Doug Armstrong was selected as general manager of Team Canada on Monday and he said that there are advantages and challenges to the eight-team event that will be held in Toronto Sept. 17 to Oct. 1, 2016.
''It's going to be exciting knowing that you're going to get healthy players with energy,'' said Armstrong, referring to the early fall start time.
''At the Olympics you're crossing your fingers and hoping that last game you're not losing players. That's not going to be the case now. We're going to get well-rested players.''
The event, hosted by the NHL and NHLPA, has some tweaks to its formatting. Traditional hockey powers Canada, the Czech Republic, Finland, Russia, Sweden, and the United States will have teams, but two all-star teams will also compete.
An all-European lineup of players from unrepresented countries will play, as well as a team of North American players 23 years old and younger.
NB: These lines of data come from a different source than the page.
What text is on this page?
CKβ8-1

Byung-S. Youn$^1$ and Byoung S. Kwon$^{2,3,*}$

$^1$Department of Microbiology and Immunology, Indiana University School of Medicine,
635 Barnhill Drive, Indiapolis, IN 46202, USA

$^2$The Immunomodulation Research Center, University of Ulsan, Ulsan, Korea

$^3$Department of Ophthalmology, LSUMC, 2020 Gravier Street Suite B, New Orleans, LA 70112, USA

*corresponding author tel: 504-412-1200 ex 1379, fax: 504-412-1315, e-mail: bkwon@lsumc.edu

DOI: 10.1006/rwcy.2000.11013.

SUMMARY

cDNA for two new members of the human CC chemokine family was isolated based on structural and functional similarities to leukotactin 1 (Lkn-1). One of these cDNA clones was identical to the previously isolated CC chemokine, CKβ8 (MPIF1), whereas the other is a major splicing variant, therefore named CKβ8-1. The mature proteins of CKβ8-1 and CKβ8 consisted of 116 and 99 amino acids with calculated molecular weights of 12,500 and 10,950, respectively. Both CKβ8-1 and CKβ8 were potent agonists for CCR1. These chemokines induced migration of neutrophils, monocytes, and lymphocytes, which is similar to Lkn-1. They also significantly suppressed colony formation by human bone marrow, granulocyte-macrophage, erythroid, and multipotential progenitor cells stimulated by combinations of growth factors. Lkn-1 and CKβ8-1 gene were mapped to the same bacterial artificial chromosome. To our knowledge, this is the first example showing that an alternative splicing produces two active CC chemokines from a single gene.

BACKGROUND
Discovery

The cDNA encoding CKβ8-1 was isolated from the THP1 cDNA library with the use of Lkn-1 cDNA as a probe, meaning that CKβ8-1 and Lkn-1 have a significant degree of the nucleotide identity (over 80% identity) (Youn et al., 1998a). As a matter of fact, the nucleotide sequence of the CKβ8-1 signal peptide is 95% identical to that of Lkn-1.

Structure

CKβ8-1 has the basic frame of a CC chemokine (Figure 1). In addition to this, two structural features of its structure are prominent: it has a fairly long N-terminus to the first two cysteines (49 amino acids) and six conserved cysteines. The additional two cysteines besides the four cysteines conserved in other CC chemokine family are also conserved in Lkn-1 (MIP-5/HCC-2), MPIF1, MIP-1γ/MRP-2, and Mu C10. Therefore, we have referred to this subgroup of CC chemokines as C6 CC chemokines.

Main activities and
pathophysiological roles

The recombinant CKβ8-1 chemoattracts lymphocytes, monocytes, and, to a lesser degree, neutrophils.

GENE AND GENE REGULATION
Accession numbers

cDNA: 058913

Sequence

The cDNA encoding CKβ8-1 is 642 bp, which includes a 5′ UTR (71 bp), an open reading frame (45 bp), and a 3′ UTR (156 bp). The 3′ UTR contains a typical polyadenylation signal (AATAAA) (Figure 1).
''When you go to some international events, some of the games aren't maybe as competitive as other games,'' said Armstrong after a news conference in downtown Toronto.
''At this one, certainly, all games are going to be competitive and you jump right in to having to play your way into the playoffs. It's going to be a great challenge and we're going to have to be ready to play right off the bat.''
Armstrong will balance his day job as GM of the St. Louis Blues with his Team Canada responsibilities. He'll get help from Montreal Canadiens GM Marc Bergevin, Detroit Red Wings GM Ken Holland, Anaheim Ducks GM Bob Murray, Los Angeles Kings assistant Rob Blake and Hockey Canada vice president Scott Salmond.
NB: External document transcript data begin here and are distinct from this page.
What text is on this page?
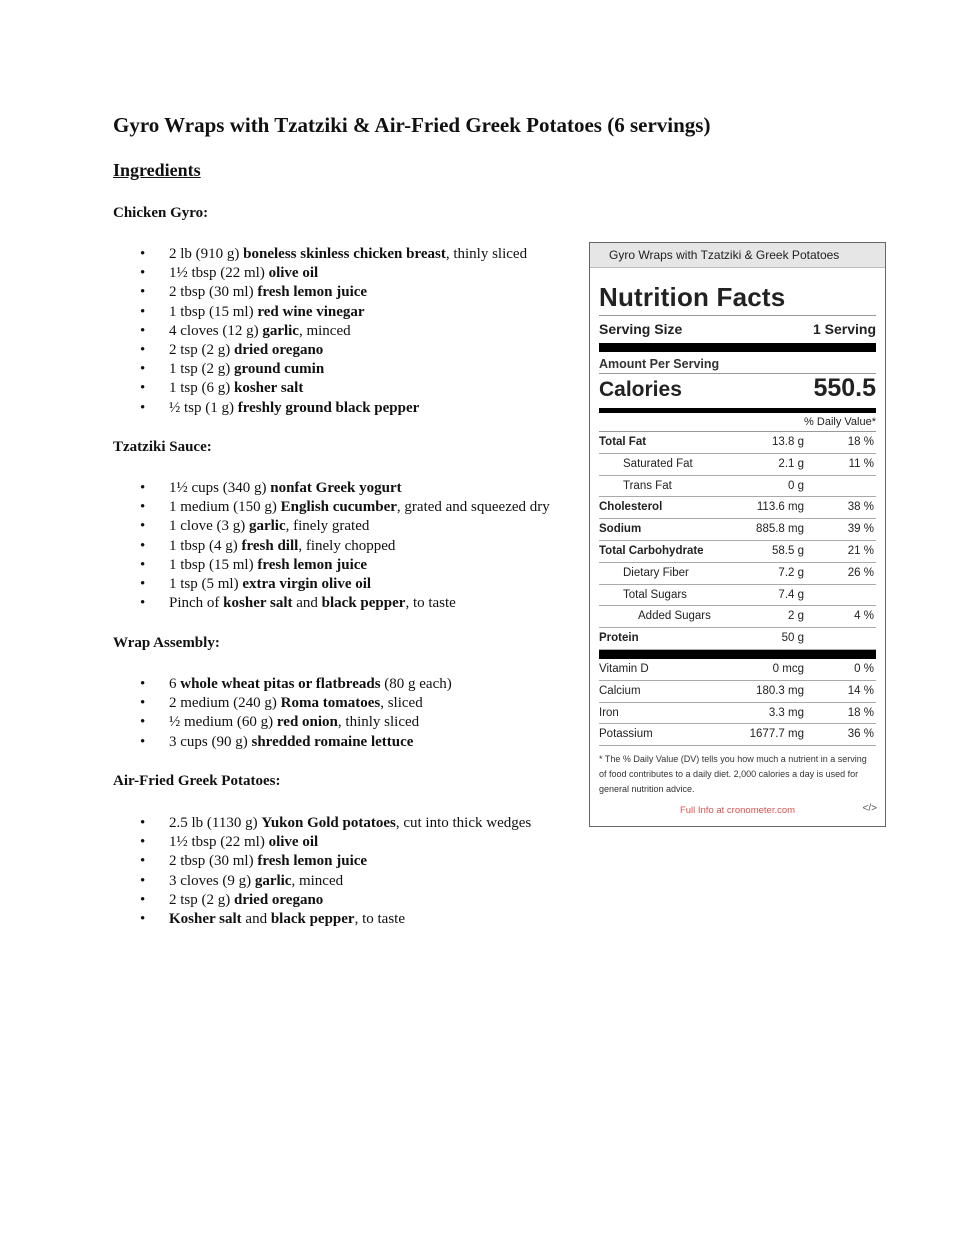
Gyro Wraps with Tzatziki & Air-Fried Greek Potatoes (6 servings)
Ingredients
Chicken Gyro:
• 2 lb (910 g) boneless skinless chicken breast, thinly sliced
• 1½ tbsp (22 ml) olive oil
• 2 tbsp (30 ml) fresh lemon juice
• 1 tbsp (15 ml) red wine vinegar
• 4 cloves (12 g) garlic, minced
• 2 tsp (2 g) dried oregano
• 1 tsp (2 g) ground cumin
• 1 tsp (6 g) kosher salt
• ½ tsp (1 g) freshly ground black pepper
Tzatziki Sauce:
• 1½ cups (340 g) nonfat Greek yogurt
• 1 medium (150 g) English cucumber, grated and squeezed dry
• 1 clove (3 g) garlic, finely grated
• 1 tbsp (4 g) fresh dill, finely chopped
• 1 tbsp (15 ml) fresh lemon juice
• 1 tsp (5 ml) extra virgin olive oil
• Pinch of kosher salt and black pepper, to taste
Wrap Assembly:
• 6 whole wheat pitas or flatbreads (80 g each)
• 2 medium (240 g) Roma tomatoes, sliced
• ½ medium (60 g) red onion, thinly sliced
• 3 cups (90 g) shredded romaine lettuce
Air-Fried Greek Potatoes:
• 2.5 lb (1130 g) Yukon Gold potatoes, cut into thick wedges
• 1½ tbsp (22 ml) olive oil
• 2 tbsp (30 ml) fresh lemon juice
• 3 cloves (9 g) garlic, minced
• 2 tsp (2 g) dried oregano
• Kosher salt and black pepper, to taste
Gyro Wraps with Tzatziki & Greek Potatoes
Nutrition Facts
Serving Size	1 Serving
Amount Per Serving
Calories	550.5
% Daily Value*
Total Fat	13.8 g	18 %
Saturated Fat	2.1 g	11 %
Trans Fat	0 g
Cholesterol	113.6 mg	38 %
Sodium	885.8 mg	39 %
Total Carbohydrate	58.5 g	21 %
Dietary Fiber	7.2 g	26 %
Total Sugars	7.4 g
Added Sugars	2 g	4 %
Protein	50 g
Vitamin D	0 mcg	0 %
Calcium	180.3 mg	14 %
Iron	3.3 mg	18 %
Potassium	1677.7 mg	36 %
* The % Daily Value (DV) tells you how much a nutrient in a serving of food contributes to a daily diet. 2,000 calories a day is used for general nutrition advice.
Full Info at cronometer.com	</>
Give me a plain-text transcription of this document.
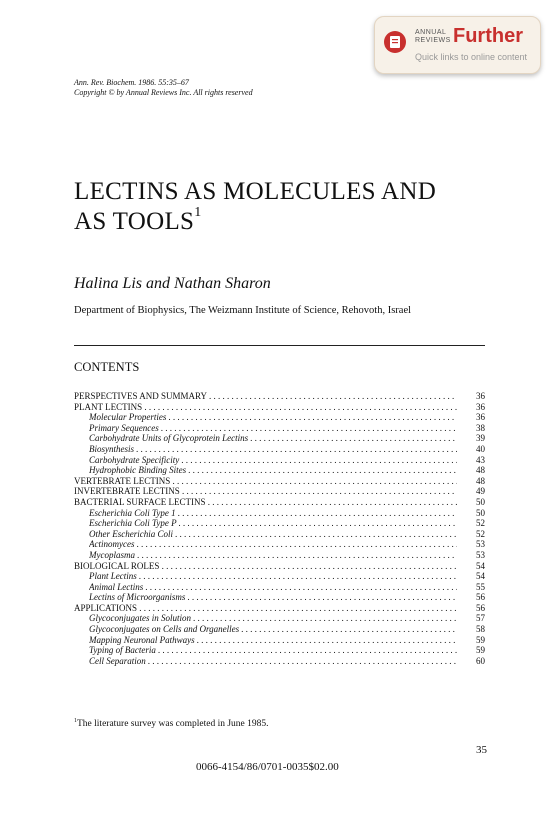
ANNUAL
REVIEWS Further
Quick links to online content
Ann. Rev. Biochem. 1986. 55:35–67
Copyright © by Annual Reviews Inc. All rights reserved
LECTINS AS MOLECULES AND
AS TOOLS$^1$
Halina Lis and Nathan Sharon
Department of Biophysics, The Weizmann Institute of Science, Rehovoth, Israel
CONTENTS
PERSPECTIVES AND SUMMARY . . .	36
PLANT LECTINS . . .	36
Molecular Properties . . .	36
Primary Sequences . . .	38
Carbohydrate Units of Glycoprotein Lectins . . .	39
Biosynthesis . . .	40
Carbohydrate Specificity . . .	43
Hydrophobic Binding Sites . . .	48
VERTEBRATE LECTINS . . .	48
INVERTEBRATE LECTINS . . .	49
BACTERIAL SURFACE LECTINS . . .	50
Escherichia Coli Type 1 . . .	50
Escherichia Coli Type P . . .	52
Other Escherichia Coli . . .	52
Actinomyces . . .	53
Mycoplasma . . .	53
BIOLOGICAL ROLES . . .	54
Plant Lectins . . .	54
Animal Lectins . . .	55
Lectins of Microorganisms . . .	56
APPLICATIONS . . .	56
Glycoconjugates in Solution . . .	57
Glycoconjugates on Cells and Organelles . . .	58
Mapping Neuronal Pathways . . .	59
Typing of Bacteria . . .	59
Cell Separation . . .	60
$^1$The literature survey was completed in June 1985.
35
0066-4154/86/0701-0035$02.00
Armstrong and Holland return from the management group that put together the undefeated, gold medal-winning 2014 Sochi Olympic team. Blake served as Canada's GM for the 2014 world championships. Bergevin has played for Canada in international competition, but this is his first management post.
The rules and playing surface of the World Cup will be different from most international hockey competitions.
An NHL-sized rink of 200 feet by 85 feet will be used, unlike most Olympics and world hockey championships which use the larger international standard of 200 feet by 100 feet.
''I think that's going to benefit us because all of our players will be NHL players and they're going to understand that format,'' Armstrong said.
''But when you look at the international players that are going to be playing here, the majority of them will have NHL experience. We're going to pick the best players that can play, but I know our guys are extremely comfortable on the playing surface.''
The event will use a hybrid of NHL and international rules, but Armstrong says the logistics of that haven't been worked out yet.
Part of Salmond's responsibilities will be to work with organizers on how the two styles blend together.
Armstrong says there's nearly unanimous agreement about who Canada's top 16 players will be. He plans to announce them as early as March 1, but wants to have a coaching staff in place before then so he can have their input on the roster as well.
''As far as names for the (coaching) staff, there's a lot of great candidates,'' Armstrong said.
''You have Mike Babcock, who's represented Canada at the last two Olympics and won. You've got Joel Quenneville, a three-time Stanley Cup champion, Darryl Sutter who's won two Stanley Cups, Alain Vigneault who's won two Presidents' Trophies with different teams, and the list goes on and on.''
Two big name players that will not be on that roster are top prospect Connor McDavid and young Florida Panthers defenseman Aaron Ekblad, both of whom will presumably play for the under-23 team.